No mínimo que "... ao abrir-se a toalha viva, o / nome: a
beleza a voltar-se para trás, com seus / pulmões de algodão
queimando.", presenciamos um acontecimento no qual as relações
entre o ser e as palavras se iluminam exatamente porque os
elementos que a constituem se tornam solidários a novas permutas
de significação e construções sintáticas, teias ou famílias
de degenerados, as palavras, em parentesco anárquico, selvagem.
Nada mais raro no planeta.
Eis que os
seres da linguagem, as imagens, se refletem no espelho do
poema como um corpo que pela primeira vez se reencontrasse
todo. E já que somos divididos, fracionados ao extremo, "pó
andante", no falar do padre Vieira, o poema parece nos reconciliar
com a totalidade das coisas.
A poesia
é a linguagem que nos permite ver o ser das coisas, mas apenas
à contra luz, isto é, com toda a riqueza que ele esconde no
atropelo da existência, na submissão cotidiana aos grandes,
pequenos e invisíveis poderes disseminados pelo mundo. Eis
porque só raramente temos olhos para o ser. "Natureza ama
esconder-se", diz Heráclito. Mas a poesia ronda o silêncio
e as sombras. Ela não pode perder o ser de vista. Sem ele,
a poesia não sobrevive, sem ela, o ser obscurece. Eis o segredo.
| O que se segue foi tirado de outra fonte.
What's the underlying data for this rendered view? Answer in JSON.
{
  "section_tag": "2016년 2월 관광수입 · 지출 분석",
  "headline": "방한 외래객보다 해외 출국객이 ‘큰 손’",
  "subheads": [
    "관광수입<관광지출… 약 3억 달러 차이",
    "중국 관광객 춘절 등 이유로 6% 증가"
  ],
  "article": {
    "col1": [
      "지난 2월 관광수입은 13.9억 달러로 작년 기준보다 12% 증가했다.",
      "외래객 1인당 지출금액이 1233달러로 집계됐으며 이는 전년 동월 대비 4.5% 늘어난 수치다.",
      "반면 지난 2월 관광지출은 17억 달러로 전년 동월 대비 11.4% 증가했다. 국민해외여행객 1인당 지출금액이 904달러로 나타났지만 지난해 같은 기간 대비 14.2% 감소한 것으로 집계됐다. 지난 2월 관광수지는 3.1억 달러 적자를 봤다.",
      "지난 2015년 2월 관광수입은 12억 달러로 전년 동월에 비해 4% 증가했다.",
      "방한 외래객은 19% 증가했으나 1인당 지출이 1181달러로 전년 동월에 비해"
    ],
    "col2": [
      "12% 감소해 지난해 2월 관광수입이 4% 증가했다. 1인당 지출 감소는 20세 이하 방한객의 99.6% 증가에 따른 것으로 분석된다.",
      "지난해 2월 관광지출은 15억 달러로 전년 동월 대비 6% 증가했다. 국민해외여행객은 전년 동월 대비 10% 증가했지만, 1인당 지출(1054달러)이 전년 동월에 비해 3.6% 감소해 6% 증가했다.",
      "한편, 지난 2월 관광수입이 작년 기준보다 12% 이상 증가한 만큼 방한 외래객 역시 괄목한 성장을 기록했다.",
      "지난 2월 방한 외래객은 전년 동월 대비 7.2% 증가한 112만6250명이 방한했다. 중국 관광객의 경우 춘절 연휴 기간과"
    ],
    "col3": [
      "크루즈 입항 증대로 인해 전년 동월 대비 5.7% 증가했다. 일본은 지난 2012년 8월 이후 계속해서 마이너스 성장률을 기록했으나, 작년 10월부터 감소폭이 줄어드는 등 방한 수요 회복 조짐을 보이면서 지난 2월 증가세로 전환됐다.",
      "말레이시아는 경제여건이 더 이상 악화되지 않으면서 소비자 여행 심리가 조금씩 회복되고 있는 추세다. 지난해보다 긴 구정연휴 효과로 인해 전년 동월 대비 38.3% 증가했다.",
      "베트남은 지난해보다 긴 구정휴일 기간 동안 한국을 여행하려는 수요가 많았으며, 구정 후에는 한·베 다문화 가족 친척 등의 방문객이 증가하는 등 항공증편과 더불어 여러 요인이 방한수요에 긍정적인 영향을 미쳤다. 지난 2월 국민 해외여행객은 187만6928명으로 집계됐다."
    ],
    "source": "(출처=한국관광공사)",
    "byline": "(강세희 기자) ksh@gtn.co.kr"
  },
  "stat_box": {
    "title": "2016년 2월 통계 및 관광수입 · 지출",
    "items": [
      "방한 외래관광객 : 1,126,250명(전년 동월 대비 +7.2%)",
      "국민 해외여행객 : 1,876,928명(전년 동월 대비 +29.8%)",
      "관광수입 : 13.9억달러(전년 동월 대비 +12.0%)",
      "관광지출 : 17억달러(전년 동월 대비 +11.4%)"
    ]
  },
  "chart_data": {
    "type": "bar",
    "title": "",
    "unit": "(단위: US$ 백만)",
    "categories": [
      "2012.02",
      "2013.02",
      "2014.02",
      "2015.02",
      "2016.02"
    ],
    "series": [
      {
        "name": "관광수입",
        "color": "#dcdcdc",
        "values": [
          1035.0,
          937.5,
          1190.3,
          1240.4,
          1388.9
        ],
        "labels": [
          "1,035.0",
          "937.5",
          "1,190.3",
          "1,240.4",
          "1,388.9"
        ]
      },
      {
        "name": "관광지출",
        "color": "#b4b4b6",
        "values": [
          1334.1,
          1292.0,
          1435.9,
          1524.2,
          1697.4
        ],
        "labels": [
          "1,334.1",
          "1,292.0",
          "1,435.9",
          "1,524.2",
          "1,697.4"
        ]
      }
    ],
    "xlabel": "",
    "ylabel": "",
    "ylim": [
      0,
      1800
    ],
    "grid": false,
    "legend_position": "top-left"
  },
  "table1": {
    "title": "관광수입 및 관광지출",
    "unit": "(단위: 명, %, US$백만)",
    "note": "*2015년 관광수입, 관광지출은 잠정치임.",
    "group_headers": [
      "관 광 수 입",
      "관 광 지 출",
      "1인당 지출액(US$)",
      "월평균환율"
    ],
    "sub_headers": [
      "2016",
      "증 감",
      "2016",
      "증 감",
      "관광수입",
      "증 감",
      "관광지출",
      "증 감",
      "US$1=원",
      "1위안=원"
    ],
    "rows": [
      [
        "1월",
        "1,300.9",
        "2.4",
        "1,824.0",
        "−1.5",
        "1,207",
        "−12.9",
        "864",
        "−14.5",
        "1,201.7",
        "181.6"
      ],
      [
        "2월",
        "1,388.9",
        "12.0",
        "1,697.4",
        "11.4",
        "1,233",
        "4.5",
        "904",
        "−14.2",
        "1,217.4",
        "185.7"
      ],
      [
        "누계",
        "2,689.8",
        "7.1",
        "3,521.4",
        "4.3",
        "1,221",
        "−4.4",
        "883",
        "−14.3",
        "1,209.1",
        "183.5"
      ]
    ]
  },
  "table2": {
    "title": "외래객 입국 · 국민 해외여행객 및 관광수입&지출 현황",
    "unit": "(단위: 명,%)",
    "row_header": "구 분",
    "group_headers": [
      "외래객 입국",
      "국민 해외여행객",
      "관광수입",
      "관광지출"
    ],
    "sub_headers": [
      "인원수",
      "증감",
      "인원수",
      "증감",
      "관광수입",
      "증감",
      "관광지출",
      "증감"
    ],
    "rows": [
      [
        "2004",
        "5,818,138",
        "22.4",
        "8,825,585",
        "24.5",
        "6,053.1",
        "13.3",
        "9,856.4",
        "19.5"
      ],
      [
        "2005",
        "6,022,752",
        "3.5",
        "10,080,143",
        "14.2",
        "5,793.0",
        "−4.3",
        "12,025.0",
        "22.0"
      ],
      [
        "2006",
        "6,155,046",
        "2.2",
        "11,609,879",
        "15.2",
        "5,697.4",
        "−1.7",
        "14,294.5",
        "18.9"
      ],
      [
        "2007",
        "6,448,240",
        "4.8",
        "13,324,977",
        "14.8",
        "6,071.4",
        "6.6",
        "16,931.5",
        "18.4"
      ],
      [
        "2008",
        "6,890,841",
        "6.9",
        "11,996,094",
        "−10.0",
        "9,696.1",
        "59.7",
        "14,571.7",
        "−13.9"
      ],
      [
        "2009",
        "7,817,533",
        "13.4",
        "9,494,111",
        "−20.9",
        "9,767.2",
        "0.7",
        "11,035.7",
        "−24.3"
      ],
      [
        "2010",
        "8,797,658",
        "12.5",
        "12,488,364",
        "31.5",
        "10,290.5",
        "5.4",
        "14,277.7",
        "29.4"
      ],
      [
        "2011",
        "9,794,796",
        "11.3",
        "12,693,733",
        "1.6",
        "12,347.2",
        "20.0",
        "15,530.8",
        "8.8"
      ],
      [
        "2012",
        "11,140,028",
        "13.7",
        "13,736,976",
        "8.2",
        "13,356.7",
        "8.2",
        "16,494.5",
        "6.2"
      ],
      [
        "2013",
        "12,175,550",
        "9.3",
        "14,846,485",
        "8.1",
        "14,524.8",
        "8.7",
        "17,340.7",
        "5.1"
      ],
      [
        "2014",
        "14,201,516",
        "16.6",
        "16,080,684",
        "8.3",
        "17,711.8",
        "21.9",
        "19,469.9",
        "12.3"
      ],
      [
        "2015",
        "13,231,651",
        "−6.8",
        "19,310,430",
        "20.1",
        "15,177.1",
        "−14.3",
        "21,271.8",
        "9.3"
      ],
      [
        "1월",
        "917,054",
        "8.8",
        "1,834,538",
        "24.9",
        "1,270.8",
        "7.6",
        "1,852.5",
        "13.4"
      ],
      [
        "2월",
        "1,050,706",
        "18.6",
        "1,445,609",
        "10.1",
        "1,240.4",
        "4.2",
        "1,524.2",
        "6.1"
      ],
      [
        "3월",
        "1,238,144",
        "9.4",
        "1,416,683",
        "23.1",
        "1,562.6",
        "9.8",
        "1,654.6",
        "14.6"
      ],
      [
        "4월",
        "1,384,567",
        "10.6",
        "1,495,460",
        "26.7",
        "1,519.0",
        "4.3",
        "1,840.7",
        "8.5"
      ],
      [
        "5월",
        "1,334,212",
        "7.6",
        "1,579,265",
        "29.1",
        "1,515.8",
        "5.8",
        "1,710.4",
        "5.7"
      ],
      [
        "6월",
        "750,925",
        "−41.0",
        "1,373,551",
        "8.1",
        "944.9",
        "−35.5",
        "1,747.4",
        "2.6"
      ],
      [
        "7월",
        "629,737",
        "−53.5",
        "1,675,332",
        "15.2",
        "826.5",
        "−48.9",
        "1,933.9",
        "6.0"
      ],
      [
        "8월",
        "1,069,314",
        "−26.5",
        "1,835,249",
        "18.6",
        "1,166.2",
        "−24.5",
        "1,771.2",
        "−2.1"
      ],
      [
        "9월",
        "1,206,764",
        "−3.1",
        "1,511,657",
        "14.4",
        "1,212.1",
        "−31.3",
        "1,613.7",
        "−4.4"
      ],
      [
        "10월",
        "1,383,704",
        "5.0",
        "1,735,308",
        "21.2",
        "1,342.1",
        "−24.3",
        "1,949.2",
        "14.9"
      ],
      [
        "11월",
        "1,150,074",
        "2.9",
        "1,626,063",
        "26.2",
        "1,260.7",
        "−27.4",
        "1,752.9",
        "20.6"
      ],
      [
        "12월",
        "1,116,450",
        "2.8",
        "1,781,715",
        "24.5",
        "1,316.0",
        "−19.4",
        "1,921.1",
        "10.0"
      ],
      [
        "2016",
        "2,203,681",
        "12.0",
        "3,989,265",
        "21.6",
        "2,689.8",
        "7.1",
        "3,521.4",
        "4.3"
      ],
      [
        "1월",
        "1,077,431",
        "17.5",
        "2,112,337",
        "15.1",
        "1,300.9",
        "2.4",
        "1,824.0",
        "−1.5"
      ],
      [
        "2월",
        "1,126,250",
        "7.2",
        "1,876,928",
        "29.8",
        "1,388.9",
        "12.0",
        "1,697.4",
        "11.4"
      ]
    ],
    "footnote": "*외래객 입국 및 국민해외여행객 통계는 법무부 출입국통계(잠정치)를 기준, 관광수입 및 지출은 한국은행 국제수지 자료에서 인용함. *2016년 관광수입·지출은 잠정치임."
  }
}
Quando isso acontece, vemos o que não podemos ver a "olhos
nus" nesse domínio exterior constituído de coisas a que chamamos
vagamente de "realidade".
A rigor,
a realidade não existe. Ao menos para o espírito. Sabemos
que ao tocá-la e ao ser tocados por ela, ou enquanto tentamos
apreendê-la pelo pensamento ou poros, já estamos mergulhados
na linguagem, já reconstruímos parcialmente, ou às raias do
delírio, o que quer que esteja aos nossos olhos. A literatura
é um meio de retorno à realidade, um modo de sondar os seus
meandros. Algo ao menos parece certo: quanto mais a literatura
participa de nossas vidas, mais intensa e reveladora se torna
a nossa percepção do que acontece fora dela, nesse meio turbulento
e nebuloso que tomamos por concreto.
O
eterno retorno
A essa altura,
é preciso que o leitor se pergunte: desde a Colher na boca,
até seus últimos livros, o que muda na poesia de Herberto
Helder? Não é sempre a mesma linguagem incomum, a mesma força
imagética, o mesmo fôlego? Há nessa poesia um empenho permanente
em nos revelar na exuberância que sua voz fala por todas as
vozes, que sua linguagem já provou da vida e da morte, já
tocou no âmago o seu segredo, e que no fim das contas um poema
serve de acesso a um universo paralelo dentro de um mesmo
universo, de onde, após uma breve (mas inesquecível) passagem,
jamais seremos os mesmos, jamais olharemos o mundo com os
mesmos olhos, porque simplesmente voltamos ao mundo com novos
sentidos, imbuídos de outros apelos, mais radicais ou serenos,
mas selvagens ou nobres, porque agora sabemos que o mundo
já não é o mesmo (nunca foi), e que pode ser visto de outras
maneiras, porque agora sabemos que "Há uma árvore em gotas
em todo o paraíso", que por sinal respingam em nossos olhos?
Talvez não
haja origem na obra de Herberto Helder (não haverá portanto
fim), assim como os cosmólogos contemporâneos dizem jamais
ter havido um começo para o nosso universo; talvez essa obra
se produza a partir de um centro obscuro, de lenta gravitação
que se alimenta de seu próprio impulso entrópico, isto é,
a pulsação da escrita, e que vem à tona em diversos momentos
nesses poemas-livros, nessas imagens mutantes, numa orientação
espasmódica, como um relâmpago intermitente que apanha o clarão
no subterrâneo celeste, onde a continuidade do ser subsiste
como efeito de eterno retorno.
Ou a dizer como o poeta: "Penso que deve existir para
cada um / uma só palavra que a inspiração dos povos deixasse
/ virgem de sentido e que, / vinda de um ponto fogoso da treva,
batesse / como um raio / nos telhados de uma vida..."
Não é esse
o impulso que conduz a vida, a morte, a refazer seu movimento
para continuar sendo vida, essa matéria que a linguagem desfigura
e devolve ao pensamento, à existência, arrebatando todo aquele
que se encanta com poemas?
O tempo da
surpresa
Foi dito
que a palavra de Helder nos apanha de surpresa. A surpresa,
aliás, a capacidade dessa obra em nos atingir pela singularidade,
é uma de suas vias de entrada. A surpresa é aquilo que desarma
o imaginário. É o fascínio que não nos dá tempo para saber
o que o provoca. Tudo surge em bloco: "Não te chames mais,
adolescente / comendo uvas negras. / Abres a camisa em que
escutas todas as mãos do vento. / E vês atrás de ti as máquinas
resolutas / de fabricar as formas rápidas, / e convulsas,
do esquecimento." É o poder da beleza. E o olhar, satisfeito,
se recolhe às pálpebras, enquanto a música ainda soa nos ouvidos.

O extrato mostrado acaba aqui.